Operation Warp Speed is using the Tiberius platform, a cutting-edge data platform to collect, correlate and visualize data across the entire operation. It is loaded with data from various sources — U.S. Census, Department of Health and Human Services, State Health Offices and the CDC.
Tiberius integrates the data related to manufacturing, clinical trials, supply chain, allocation, state and territory planning, delivery and administration of both vaccine products and kits containing needles, syringes and other supplies needed to administer the vaccine. No personally identifiable or personal health information is contained in the Tiberius system.
All 50 states recently submitted COVID-19 distribution plans to the CDC, and the Operation Warp Speed team is involved in helping the CDC review those plans. Once the CDC Advisory Committee on Immunization Practices makes its recommendations on who should receive the vaccine first, the HHS secretary, in consultation with national leadership, will decide how to prioritize the initially limited doses.
OWS will input these decisions into Tiberius, and using several other logistical factors, compute the quantities to be allocated to each jurisdiction. The jurisdictions will work inside the Tiberius platform to decide where every allocated dose will go — from local doctors' offices to large medical centers. These decisions will then be sent to distributors to complete deliveries across the country.
"We still have several unknowns, but that is what the military is best at — planning for every contingency, and that is what we are helping states with now," Maddox said. "Every state is different — no two information systems are the same."

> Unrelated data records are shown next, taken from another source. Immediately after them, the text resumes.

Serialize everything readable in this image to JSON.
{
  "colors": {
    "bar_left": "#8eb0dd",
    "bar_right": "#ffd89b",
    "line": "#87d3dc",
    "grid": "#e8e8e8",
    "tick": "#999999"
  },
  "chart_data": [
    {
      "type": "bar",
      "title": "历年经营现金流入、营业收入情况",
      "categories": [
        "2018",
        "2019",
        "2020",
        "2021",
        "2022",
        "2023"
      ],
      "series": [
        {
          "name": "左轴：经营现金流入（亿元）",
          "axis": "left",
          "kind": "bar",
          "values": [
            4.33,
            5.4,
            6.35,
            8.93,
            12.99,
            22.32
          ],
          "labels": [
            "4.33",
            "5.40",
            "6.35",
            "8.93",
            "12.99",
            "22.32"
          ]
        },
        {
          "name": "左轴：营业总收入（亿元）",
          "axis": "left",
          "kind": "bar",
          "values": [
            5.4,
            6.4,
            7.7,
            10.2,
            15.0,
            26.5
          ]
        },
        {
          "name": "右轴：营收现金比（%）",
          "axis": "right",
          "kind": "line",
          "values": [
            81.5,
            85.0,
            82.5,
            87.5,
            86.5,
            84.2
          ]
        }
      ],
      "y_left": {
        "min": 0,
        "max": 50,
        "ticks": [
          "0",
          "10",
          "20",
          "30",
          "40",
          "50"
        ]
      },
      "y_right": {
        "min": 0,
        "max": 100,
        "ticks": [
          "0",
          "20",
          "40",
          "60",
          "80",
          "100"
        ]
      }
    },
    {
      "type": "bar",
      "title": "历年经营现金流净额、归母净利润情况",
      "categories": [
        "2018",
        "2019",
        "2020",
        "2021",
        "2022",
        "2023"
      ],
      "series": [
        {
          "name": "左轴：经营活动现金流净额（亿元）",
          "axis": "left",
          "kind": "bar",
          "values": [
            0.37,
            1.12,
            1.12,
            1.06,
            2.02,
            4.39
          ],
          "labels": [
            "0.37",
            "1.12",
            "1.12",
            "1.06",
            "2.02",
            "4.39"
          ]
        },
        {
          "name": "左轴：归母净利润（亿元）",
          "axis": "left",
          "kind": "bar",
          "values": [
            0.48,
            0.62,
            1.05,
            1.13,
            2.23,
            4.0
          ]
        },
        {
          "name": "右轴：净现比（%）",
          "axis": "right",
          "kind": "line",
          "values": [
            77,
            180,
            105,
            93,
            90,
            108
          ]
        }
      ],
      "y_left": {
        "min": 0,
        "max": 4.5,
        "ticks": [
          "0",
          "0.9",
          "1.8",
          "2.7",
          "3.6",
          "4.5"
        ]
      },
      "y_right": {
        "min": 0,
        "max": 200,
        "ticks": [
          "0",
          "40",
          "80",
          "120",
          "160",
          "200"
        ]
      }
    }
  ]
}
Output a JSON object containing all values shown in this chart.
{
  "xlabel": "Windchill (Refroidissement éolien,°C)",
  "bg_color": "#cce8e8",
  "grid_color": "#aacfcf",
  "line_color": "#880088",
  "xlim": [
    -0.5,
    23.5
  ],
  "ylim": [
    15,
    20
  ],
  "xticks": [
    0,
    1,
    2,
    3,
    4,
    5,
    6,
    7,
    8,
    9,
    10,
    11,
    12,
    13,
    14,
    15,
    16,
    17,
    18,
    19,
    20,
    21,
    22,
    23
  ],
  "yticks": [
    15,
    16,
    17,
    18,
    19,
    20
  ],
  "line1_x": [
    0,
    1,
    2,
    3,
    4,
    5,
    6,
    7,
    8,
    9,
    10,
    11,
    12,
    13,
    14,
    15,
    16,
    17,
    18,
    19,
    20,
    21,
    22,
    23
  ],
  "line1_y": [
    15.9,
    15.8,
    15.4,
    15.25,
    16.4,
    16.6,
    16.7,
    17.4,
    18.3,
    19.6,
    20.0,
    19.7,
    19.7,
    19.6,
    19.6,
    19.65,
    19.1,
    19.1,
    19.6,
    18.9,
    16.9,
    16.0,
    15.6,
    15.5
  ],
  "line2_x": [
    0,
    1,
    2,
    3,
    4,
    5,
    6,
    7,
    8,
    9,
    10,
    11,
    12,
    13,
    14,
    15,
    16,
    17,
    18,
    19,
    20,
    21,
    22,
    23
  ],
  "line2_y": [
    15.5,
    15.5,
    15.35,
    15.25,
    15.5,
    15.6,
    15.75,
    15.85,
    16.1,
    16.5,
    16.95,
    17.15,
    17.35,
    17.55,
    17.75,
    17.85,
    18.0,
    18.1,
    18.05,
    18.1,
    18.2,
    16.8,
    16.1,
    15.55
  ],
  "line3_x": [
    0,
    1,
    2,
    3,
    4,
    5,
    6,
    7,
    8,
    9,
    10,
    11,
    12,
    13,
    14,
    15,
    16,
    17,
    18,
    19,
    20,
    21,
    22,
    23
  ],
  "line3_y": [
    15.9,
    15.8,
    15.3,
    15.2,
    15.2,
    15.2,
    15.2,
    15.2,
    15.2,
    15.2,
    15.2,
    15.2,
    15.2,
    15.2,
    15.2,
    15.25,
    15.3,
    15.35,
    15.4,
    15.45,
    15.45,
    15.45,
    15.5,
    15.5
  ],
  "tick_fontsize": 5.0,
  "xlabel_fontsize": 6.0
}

Through the Tiberius software though, Maddox said the team has visibility within one system to see a full snapshot across all U.S. jurisdictions to provide decision support for distribution and allocation using 2020 technology.
While most of the nation is eagerly anticipating the first vaccine delivery, Maddox noted the Atlanta team is looking beyond initial distribution to the hundreds of millions of doses expected in subsequent shipments.
"Timing for the first dose is the beginning, but we are going to be in continual distribution as production comes off the line daily or weekly — and it must be distributed," Maddox said.